Analyze and Extract Information from Images with a Vision Action

You can use AI to perform deep-learning–based image analysis with a vision action. Oracle Cloud Infrastructure Vision enables you to automatically extract textual or visual information from images.

Capabilities

OCI Vision is an AI service that enables you to detect objects and text in images, classify images using labels, and detect faces in images. You can use OCI Vision to detect visual anomalies (for example, anomalies in manufacturing), identify objects in images to automate counting of common items (such as packages, products, shipments, vehicles, and so on), identify items that need attention (such as overgrowth of vegetation near an electric power line), classify items (for example, digital media assets) to organize them, identify textual/visual data in images to power analytic applications, and much more. Oracle Integration supports using OCI Vision in an integration with the vision action.

See AI Vision.

Prerequisites

See Prerequisites for information on the prerequisites you must satisfy in the Oracle Cloud Infrastructure Console.

Invoke Oracle Cloud Infrastructure Vision from an Integration

  1. Add a Vision action to an integration in either of the following ways:
    • On the side of the canvas, click Actions Integration actions icon and drag the OCI Vision action to the appropriate location.
    • Click Add icon at the location where you want to add the OCI Vision action, then select OCI Vision.
  2. Enter a name and optional description, then click Continue.
  3. Select the following information, then click Continue.
    Element Description
    Compartment

    Select the Oracle Cloud Infrastructure compartment in which your Oracle Integration is installed.

    Task
    Select the task to perform.
    • Label the image: Classifies objects in an image using labels. For example, if an image is a surveillance image of a street that has a vehicle, an electric power line, and a tree, OCI Vision can identify these objects, classify them using labels, and return this information. This might be helpful to identify items that need attention such as overgrowth of vegetation near an electric power line.
    • Identify objects in the image: Identifies objects in an image. For example, if an image includes vehicles such as a car, a bus, or a truck, OCI Vision can identify these objects and return this information.
    • Recognize text at the word and line level: Identifies words and lines of text in an image. For example, if an image is a visa application form and it contains text such as name, city, citizenship, country and other text content, OCI Vision can recognize the text and return this information.
    • Identify faces in the image: Identifies faces and facial features of people in an image. For example, if an image is a photograph of a group of people, OCI Vision can identify the faces and facial features of the people in the image and return this information.
    Maximum no. of results to be returned Select the maximum number of results to be returned after the images have been analyzed using the selected task.
  4. On the Summary page, click Finish.
  5. Open the mapper and define the mappings between the source and target elements as needed. You must send the data in base-64 format.
  6. Drag Stream Reference from the Sources section into Data in the Target section.

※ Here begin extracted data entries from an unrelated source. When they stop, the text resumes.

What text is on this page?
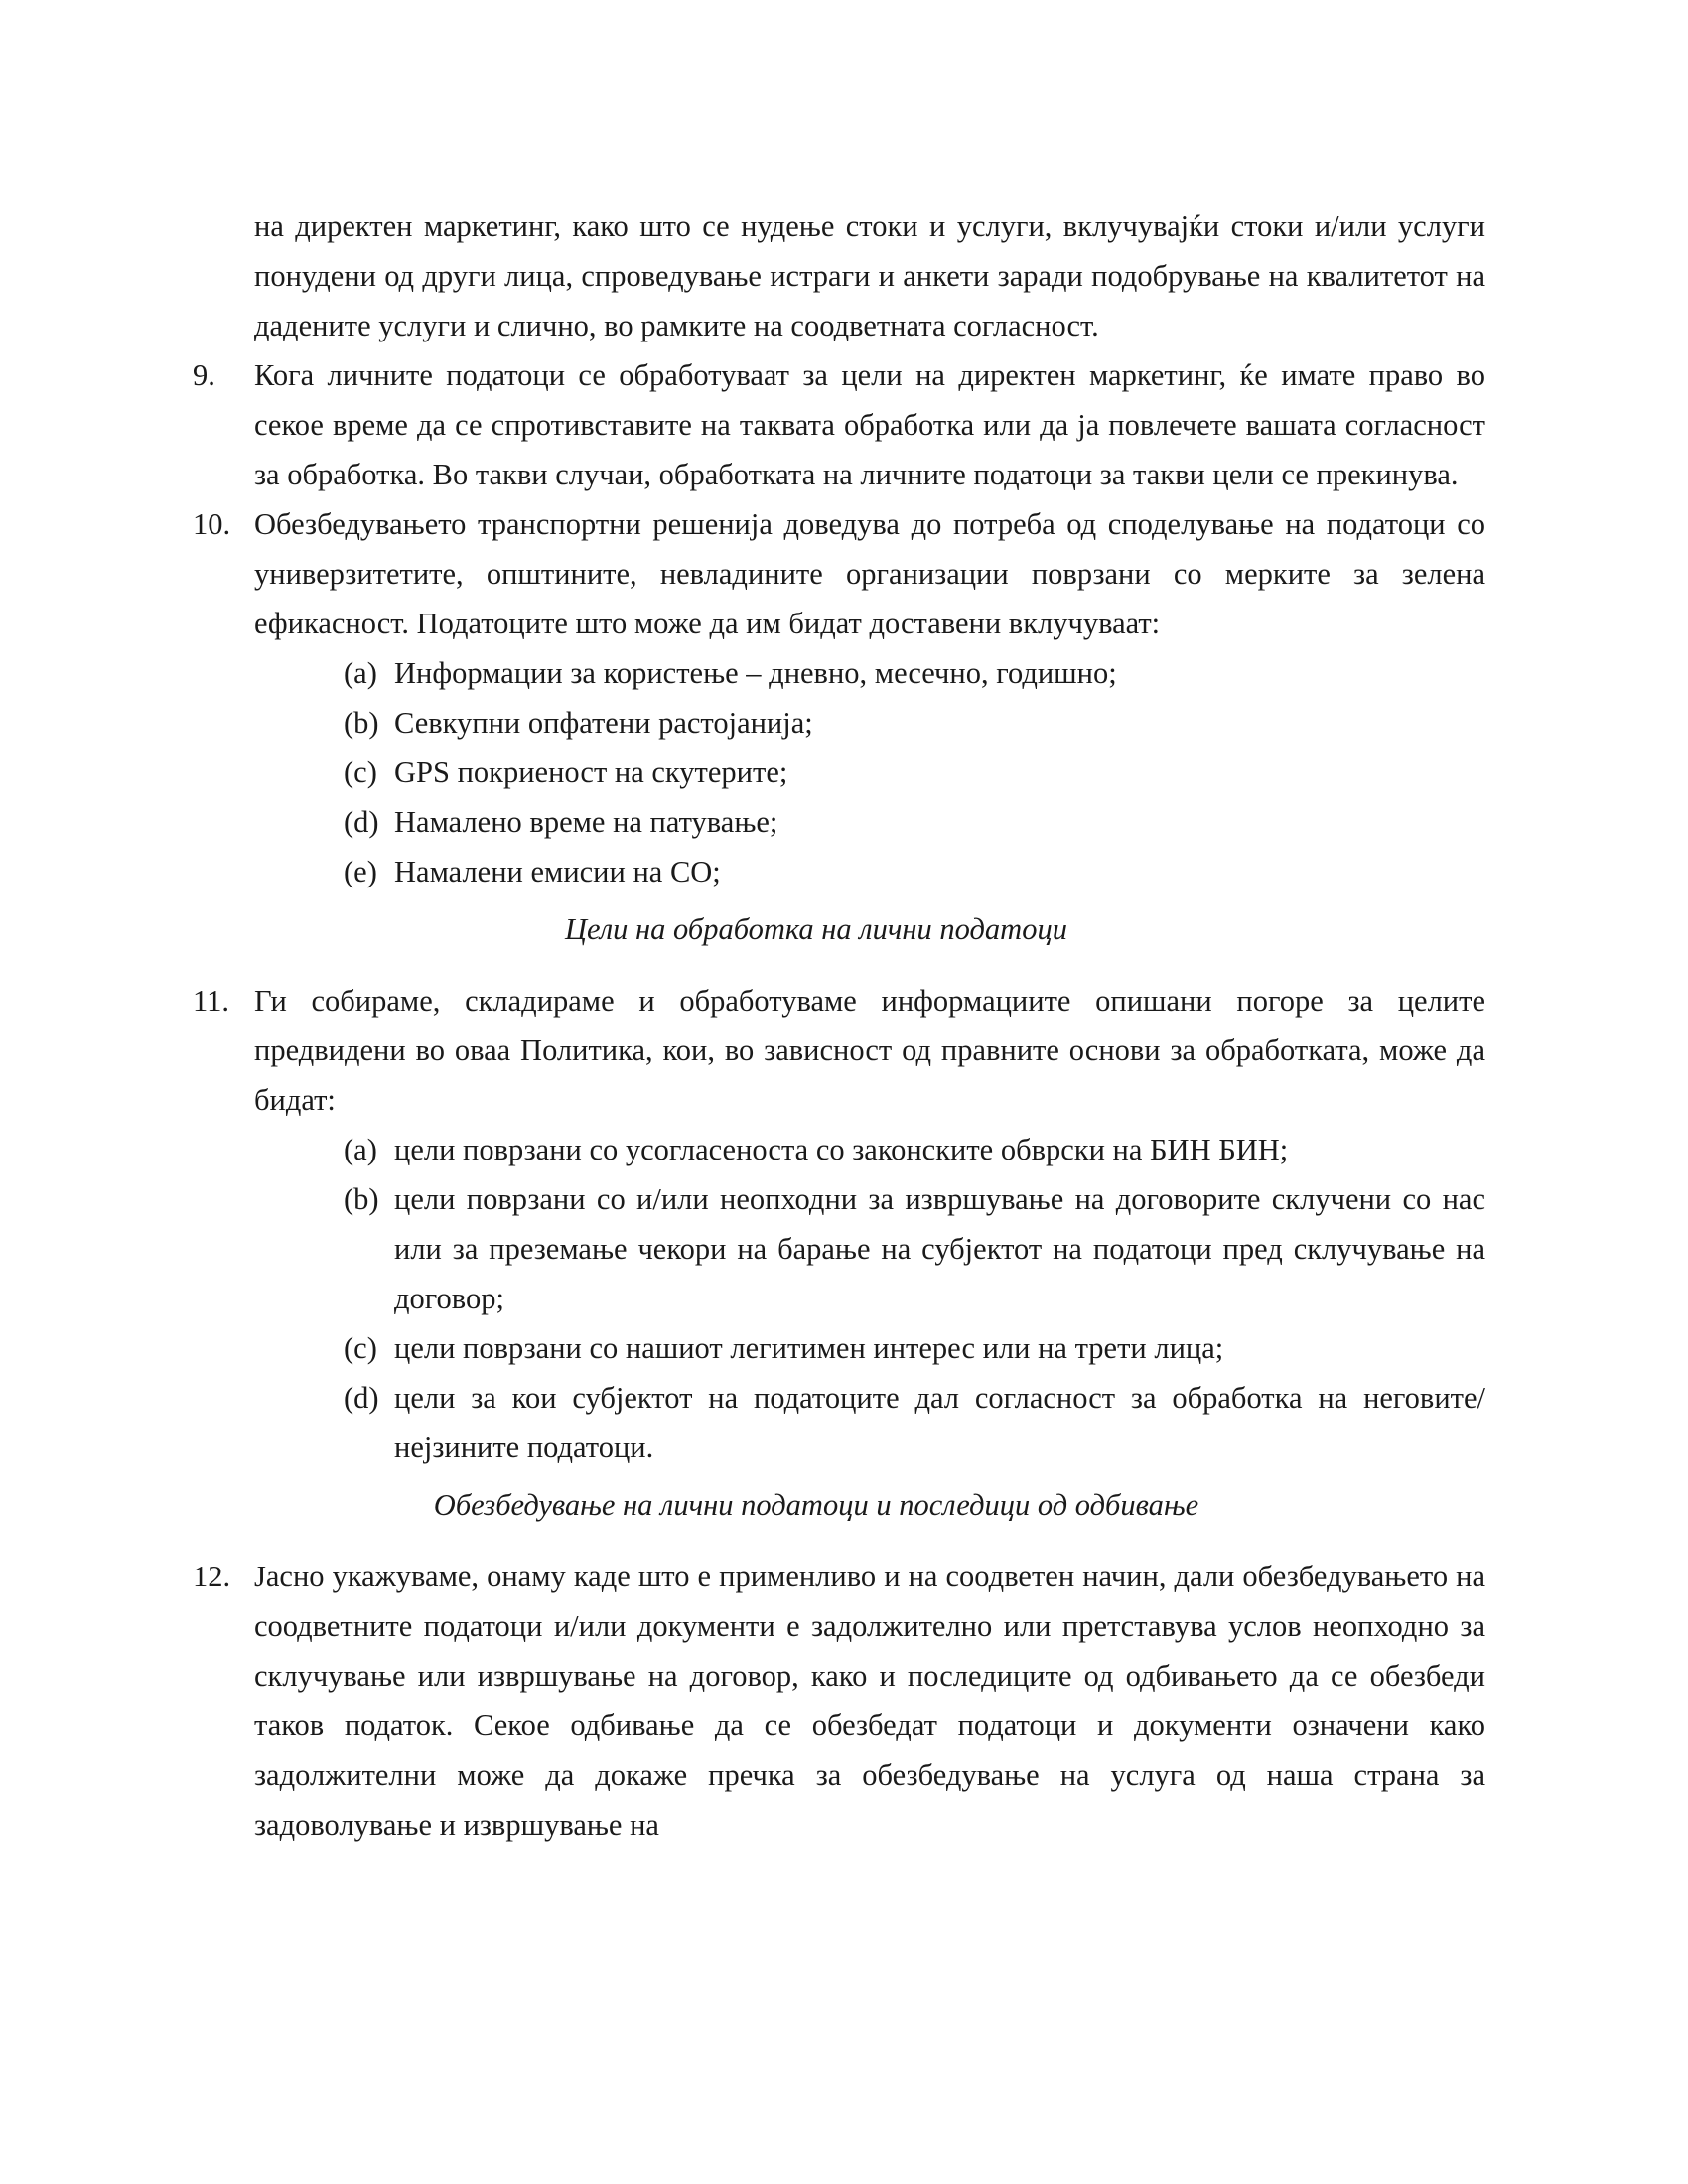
на директен маркетинг, како што се нудење стоки и услуги, вклучувајќи стоки и/или услуги понудени од други лица, спроведување истраги и анкети заради подобрување на квалитетот на дадените услуги и слично, во рамките на соодветната согласност.

9.	Кога личните податоци се обработуваат за цели на директен маркетинг, ќе имате право во секое време да се спротивставите на таквата обработка или да ја повлечете вашата согласност за обработка. Во такви случаи, обработката на личните податоци за такви цели се прекинува.

10. Обезбедувањето транспортни решенија доведува до потреба од споделување на податоци со универзитетите, општините, невладините организации поврзани со мерките за зелена ефикасност. Податоците што може да им бидат доставени вклучуваат:

(a) Информации за користење – дневно, месечно, годишно;
(b) Севкупни опфатени растојанија;
(c) GPS покриеност на скутерите;
(d) Намалено време на патување;
(e) Намалени емисии на CO;

Цели на обработка на лични податоци

11. Ги собираме, складираме и обработуваме информациите опишани погоре за целите предвидени во оваа Политика, кои, во зависност од правните основи за обработката, може да бидат:

(a) цели поврзани со усогласеноста со законските обврски на БИН БИН;
(b) цели поврзани со и/или неопходни за извршување на договорите склучени со нас или за преземање чекори на барање на субјектот на податоци пред склучување на договор;
(c) цели поврзани со нашиот легитимен интерес или на трети лица;
(d) цели за кои субјектот на податоците дал согласност за обработка на неговите/нејзините податоци.

Обезбедување на лични податоци и последици од одбивање

12. Јасно укажуваме, онаму каде што е применливо и на соодветен начин, дали обезбедувањето на соодветните податоци и/или документи е задолжително или претставува услов неопходно за склучување или извршување на договор, како и последиците од одбивањето да се обезбеди таков податок. Секое одбивање да се обезбедат податоци и документи означени како задолжителни може да докаже пречка за обезбедување на услуга од наша страна за задоволување и извршување на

  7. Click Functions Mapper functions icon.
  8. Click Design View Switch view icon in the Expression Builder.
  9. In the Functions section, expand Advanced, and drag encodeReferenceToBase64 into the Expression Builder for the Data target element.
    oraext:encodeReferenceToBase64 (/nssrcmpr:execute/ns23:streamReference)

    Note:

    You can optionally specify Compartment Id in the mapper to override the value you selected initially for Compartment.
  10. Exit the mapper.

    The vision action is now configured.